Archiv

Londons neuer Bürgermeister
Aus dem Sozialbau ins Rathaus

Ein bisschen klingt die Lebensgeschichte des neuen Londoner Bürgermeisters Sadiq Khan wie das Märchen vom Tellerwäscher, der Millionär wurde. Khan kommt aus kleinen Verhältnissen und ist der erste Muslim, der eine europäische Metropole regiert.

Von Gabi Biesinger |
    Sadiq Kahn mit seiner Frau Saadiya vor einem Wahllokal in London
    Sadiq Khan wurde zum neuen Londoner Bürgermeister gewählt. (picture alliance / dpa / Hannah Mckay)
    Als Sadiq Khan vor acht Monaten nach einer innerparteilichen Stichwahl erfuhr, dass er als Kandidat der Labour-Party ins Rennen ums Londoner Rathaus geschickt würde, war er demütig – und sehr gerührt: Er hätte sich nie träumen lassen, so weit zu kommen.

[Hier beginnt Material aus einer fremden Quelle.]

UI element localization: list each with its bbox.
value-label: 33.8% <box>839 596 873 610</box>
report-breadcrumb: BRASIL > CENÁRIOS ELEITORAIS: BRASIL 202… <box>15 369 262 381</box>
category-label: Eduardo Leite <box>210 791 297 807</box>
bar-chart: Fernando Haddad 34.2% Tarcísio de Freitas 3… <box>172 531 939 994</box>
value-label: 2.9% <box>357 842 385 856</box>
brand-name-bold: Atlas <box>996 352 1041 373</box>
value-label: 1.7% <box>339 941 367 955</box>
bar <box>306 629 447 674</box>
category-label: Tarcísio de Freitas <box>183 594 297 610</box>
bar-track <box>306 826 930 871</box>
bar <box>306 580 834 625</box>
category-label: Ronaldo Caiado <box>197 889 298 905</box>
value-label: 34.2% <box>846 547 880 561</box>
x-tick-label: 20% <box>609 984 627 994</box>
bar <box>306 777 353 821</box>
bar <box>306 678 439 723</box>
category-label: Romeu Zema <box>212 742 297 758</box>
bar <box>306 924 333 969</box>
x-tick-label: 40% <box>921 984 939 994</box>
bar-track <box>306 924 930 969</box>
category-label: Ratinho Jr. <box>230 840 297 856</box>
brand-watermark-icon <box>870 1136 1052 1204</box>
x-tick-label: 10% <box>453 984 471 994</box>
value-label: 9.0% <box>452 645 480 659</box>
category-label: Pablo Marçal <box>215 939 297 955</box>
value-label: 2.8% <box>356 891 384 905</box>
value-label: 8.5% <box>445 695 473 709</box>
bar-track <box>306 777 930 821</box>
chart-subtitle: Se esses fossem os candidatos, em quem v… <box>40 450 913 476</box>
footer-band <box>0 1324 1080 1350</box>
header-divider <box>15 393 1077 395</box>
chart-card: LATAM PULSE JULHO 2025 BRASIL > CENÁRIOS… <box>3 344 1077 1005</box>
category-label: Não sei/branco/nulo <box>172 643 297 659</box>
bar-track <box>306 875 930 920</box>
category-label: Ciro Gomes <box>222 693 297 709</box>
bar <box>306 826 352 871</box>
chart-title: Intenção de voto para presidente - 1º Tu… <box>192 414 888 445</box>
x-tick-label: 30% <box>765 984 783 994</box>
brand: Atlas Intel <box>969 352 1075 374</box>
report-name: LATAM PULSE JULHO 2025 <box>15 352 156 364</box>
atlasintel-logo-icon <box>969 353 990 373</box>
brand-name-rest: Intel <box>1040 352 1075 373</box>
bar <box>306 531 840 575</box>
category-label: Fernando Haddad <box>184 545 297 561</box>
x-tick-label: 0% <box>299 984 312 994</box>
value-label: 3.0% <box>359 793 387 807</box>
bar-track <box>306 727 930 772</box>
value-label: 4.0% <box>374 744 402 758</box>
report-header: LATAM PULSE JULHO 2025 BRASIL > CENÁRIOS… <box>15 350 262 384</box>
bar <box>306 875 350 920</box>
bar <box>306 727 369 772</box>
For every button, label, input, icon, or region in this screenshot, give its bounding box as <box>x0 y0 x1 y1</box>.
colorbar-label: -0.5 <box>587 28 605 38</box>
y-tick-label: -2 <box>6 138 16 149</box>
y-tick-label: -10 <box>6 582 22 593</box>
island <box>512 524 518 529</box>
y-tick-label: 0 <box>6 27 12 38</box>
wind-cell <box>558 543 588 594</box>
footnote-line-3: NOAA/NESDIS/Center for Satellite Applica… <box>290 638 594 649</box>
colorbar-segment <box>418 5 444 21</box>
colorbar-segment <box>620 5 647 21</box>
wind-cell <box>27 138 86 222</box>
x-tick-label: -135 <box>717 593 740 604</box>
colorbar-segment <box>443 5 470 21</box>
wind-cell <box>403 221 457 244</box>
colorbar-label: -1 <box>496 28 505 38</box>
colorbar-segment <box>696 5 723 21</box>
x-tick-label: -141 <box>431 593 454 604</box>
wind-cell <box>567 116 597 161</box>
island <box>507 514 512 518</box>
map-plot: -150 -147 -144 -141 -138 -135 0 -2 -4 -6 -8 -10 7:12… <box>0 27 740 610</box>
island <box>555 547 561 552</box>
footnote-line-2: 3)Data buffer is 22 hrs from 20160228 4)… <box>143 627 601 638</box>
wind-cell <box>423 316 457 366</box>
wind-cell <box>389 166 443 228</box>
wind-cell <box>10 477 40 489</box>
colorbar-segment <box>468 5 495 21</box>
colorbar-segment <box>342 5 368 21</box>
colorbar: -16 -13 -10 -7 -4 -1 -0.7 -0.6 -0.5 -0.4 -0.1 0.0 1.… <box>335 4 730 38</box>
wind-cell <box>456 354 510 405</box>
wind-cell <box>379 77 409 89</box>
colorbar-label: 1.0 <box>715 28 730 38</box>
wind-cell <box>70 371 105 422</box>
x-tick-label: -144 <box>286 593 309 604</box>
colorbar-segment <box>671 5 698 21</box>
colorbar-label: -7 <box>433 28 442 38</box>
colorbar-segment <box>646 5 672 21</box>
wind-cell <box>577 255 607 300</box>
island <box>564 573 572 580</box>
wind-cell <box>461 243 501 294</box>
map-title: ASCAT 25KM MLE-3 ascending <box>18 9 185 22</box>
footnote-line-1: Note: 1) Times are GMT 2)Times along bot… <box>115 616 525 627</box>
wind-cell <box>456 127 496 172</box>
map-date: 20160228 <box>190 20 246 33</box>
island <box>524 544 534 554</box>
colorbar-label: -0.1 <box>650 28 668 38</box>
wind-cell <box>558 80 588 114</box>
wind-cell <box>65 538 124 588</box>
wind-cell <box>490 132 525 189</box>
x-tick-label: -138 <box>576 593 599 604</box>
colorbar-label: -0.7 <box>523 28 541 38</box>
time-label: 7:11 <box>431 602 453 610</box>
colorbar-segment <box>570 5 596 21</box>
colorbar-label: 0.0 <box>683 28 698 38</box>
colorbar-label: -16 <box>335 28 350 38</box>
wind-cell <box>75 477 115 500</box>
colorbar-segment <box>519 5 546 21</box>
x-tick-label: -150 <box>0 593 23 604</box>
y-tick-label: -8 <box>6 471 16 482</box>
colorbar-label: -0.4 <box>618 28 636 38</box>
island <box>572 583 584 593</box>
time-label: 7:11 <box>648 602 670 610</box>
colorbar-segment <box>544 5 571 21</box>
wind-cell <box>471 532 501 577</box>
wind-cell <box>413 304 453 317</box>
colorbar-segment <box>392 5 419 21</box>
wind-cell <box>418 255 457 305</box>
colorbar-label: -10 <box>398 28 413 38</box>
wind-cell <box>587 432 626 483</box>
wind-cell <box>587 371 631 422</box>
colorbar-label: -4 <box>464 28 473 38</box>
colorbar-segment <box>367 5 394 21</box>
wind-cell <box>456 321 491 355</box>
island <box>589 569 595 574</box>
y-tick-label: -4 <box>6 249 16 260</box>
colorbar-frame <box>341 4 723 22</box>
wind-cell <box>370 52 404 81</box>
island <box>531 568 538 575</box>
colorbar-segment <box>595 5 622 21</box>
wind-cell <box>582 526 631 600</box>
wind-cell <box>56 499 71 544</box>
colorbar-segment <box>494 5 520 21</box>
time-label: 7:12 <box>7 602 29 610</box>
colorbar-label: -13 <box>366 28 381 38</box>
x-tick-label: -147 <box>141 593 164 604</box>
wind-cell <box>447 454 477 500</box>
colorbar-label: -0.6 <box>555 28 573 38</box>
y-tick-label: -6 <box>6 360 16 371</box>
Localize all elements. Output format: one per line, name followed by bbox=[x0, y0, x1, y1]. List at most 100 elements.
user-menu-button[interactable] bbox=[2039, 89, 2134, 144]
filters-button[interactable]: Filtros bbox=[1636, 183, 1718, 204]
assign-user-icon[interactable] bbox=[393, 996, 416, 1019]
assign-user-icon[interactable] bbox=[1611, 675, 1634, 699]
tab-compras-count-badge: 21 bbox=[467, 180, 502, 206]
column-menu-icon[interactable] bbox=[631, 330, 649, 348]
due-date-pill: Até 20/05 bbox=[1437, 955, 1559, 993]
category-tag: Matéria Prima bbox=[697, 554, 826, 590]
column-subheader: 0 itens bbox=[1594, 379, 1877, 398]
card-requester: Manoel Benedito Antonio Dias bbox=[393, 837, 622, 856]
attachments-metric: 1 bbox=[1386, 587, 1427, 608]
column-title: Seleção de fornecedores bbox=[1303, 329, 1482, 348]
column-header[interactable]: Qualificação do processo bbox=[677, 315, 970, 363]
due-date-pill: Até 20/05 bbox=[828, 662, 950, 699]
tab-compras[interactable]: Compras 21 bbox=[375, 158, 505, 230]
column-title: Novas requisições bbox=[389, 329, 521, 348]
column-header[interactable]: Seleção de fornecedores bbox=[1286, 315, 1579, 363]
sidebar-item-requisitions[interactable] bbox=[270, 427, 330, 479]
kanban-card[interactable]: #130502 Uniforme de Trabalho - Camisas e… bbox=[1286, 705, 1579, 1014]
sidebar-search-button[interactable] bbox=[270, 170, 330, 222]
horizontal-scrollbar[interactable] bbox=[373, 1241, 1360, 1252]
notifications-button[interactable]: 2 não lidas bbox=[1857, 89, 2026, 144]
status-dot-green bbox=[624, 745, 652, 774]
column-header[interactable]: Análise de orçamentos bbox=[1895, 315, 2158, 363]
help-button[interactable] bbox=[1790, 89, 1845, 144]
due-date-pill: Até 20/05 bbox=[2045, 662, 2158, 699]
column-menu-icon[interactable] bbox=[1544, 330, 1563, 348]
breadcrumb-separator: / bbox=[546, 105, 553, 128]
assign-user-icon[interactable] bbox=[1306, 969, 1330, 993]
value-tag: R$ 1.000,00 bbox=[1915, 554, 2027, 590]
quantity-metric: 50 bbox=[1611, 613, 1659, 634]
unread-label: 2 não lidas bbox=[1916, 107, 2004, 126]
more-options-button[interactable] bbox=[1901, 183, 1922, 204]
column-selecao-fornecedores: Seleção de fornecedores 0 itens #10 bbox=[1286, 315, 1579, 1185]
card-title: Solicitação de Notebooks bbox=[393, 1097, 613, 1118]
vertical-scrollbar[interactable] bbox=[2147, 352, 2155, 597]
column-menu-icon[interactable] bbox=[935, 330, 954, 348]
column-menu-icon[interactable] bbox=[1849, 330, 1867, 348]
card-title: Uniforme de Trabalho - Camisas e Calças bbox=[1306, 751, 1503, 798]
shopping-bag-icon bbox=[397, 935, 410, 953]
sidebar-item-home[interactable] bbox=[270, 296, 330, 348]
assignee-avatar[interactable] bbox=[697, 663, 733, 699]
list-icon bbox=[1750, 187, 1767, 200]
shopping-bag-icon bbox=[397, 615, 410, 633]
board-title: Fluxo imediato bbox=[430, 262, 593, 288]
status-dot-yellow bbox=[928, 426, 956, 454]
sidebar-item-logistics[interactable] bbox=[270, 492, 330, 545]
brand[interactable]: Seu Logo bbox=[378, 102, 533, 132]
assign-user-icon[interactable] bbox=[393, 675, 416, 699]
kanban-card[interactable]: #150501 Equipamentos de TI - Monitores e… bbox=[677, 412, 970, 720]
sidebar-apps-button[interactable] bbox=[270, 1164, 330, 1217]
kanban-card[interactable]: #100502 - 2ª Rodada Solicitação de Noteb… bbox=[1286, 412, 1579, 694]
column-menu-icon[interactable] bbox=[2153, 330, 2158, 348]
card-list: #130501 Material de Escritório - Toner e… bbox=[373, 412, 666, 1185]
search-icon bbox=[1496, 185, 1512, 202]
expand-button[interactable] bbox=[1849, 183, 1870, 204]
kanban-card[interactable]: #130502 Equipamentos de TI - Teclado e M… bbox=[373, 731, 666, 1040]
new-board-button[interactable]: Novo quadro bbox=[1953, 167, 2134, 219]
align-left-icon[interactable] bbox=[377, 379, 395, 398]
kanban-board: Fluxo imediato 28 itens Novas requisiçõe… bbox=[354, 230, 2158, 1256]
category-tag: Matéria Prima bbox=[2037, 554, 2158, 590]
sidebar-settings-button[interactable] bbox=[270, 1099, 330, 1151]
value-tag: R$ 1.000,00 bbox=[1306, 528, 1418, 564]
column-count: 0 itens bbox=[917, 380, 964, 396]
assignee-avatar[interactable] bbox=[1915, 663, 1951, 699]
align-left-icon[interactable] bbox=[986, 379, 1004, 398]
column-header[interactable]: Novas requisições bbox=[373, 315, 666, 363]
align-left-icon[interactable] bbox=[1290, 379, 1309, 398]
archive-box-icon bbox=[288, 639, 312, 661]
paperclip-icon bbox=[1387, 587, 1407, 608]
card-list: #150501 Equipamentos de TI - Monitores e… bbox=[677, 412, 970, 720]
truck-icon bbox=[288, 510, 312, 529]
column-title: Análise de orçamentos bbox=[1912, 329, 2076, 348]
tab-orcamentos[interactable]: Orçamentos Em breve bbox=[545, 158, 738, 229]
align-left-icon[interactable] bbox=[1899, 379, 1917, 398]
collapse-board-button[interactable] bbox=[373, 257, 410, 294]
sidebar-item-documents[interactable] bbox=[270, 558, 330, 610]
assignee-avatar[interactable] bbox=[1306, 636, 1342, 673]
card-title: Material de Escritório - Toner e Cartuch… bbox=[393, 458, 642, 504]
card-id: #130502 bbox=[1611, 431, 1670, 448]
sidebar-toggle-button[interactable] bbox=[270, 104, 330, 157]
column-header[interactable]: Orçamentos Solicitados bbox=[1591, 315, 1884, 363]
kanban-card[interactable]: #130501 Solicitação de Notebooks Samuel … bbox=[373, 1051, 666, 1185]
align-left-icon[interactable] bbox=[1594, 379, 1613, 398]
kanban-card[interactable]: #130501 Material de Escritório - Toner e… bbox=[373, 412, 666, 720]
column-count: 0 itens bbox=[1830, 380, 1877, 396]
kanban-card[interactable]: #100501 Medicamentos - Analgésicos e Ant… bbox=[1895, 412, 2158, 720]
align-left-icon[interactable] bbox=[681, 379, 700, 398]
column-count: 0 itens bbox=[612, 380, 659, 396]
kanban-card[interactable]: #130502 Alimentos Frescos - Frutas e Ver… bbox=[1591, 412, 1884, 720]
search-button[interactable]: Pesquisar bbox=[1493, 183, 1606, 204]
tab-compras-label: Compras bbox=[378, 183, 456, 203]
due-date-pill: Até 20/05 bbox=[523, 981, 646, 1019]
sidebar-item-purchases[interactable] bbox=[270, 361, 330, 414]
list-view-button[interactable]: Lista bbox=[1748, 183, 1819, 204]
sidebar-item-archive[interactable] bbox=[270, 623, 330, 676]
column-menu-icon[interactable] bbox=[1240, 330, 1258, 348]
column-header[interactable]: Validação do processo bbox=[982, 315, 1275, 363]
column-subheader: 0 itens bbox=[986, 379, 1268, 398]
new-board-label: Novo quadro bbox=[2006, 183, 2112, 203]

Wie viele andere Londoner auch verdanke er der Stadt einfach alles.
    1970 kam Khan in London zur Welt, seine Eltern waren erst kurz vorher aus Pakistan eingewandert. Mit sieben Geschwistern wuchs Khan in einer Sozialwohnung im Multikulti-Stadtteil Tooting auf, trat mit 15 Jahren in die Labour-Party ein. Sein Vater arbeitete als Busfahrer, seine Mutter als Näherin. Als Schüler wollte Khan eigentlich Zahnarzt werden. Ein Lehrer entdeckte aber, wie gut er argumentieren und reden konnte, und überzeugte ihn von einem Jura-Studium. Ein Aufstieg wie im Bilderbuch:
    "Diese Stadt hat meiner Familie, meinen Geschwistern und mir so viele Chancen eröffnet. Eine erschwingliche Wohnung, gute öffentliche Schulbildung, und den Unibesuch gemäß unserer Fähigkeiten und nicht gemäß unserer finanziellen Mittel."
    Vertreter eines modernen Islams
    Nach dem Studium arbeitete Khan als Rechtsanwalt für die britische Menschenrechtsgruppe Liberty, bevor er Politiker wurde. 2008 wurde er in der Regierung Blair erster musilimischer Minister in Großbritannien. Seine Frau Saadiya ist ebenfalls Anwältin, die beiden haben zwei Töchtern im Teenageralter. Khan vertritt einen modernen, aufgeschlossenen Islam. Es freue sich sehr, dass seine Mädchen in einer aufgeschlossenen Gesellschaft aufwachsen dürfen und anziehen können, was sie wollen, erzählte Khan kürzlich in einem Zeitungsinterview. Er unterstützte die Gleichstellung der Homoehe und erinnert sich, dass er 2005 vor seiner eigenen Moschee bedroht wurde, als er erstmals ins britische Unterhaus einzog:
    "Extremisten warfen mir vor, das göttliche Recht zu missachten, indem ich mich menschengemachten Gesetzen unterwarf."
    Schmutzkampagne gegen Khan ging nach hinten los
    Umso erstaunlicher, dass die konservative Konkurrenz in den letzten Tagen des Wahlkampfs ums Londoner Rathaus versuchte, Khan mit einer Schmutzkampagne in die Nähe von Extremisten zu rücken. Der Wahlausgang zeigt, dass das nicht geklappt hat. Im Gegenteil, was für ein große politischer Triumph freut sich Khans Parteifreund, der Abgeordnete David Lamy:
    "Das ist das erste Mal, dass ein Vertreter einer ethnischen Minderheit aus dem Parlament von Millionen Wählern, in einer der wichtigsten Hauptstädte der Welt, ein solches Mandat erhält. Er ist Muslim in einer Zeit, in der immer die Gefahr des Fundamentalismus heraufbeschworen wird. Was für eine eindrucksvoller Sieg, das Ergebnis macht mich froh, Brite zu sein."
    Die die ihn gewählt haben wünschen sich nun, dass er die Probleme auf dem überteuerten Wohnungsmarkt in den Griff kriegt, den öffentlichen Nahverkehr verbessert und den Umweltschutz in London verstärkt.
    "Guter Typ. Ich hoffe er sorgt für mehr Gerechtigkeit und schaut auf die kleinen Leute und nicht nur die Reichen."
    Genau das verspricht Khan: Er möchte Bürgermeister für alle Londoner sein und die Stadt wieder einen. Und noch ein Versprechen gibt er: Er wolle immer ordentlich gekämmt auftreten. Ein kleiner Seitenhieb gegen seinen Vorgänger Boris Johnson von den Konservativen, dessen Markenzeichen sein verwuschelter Blondschopf war.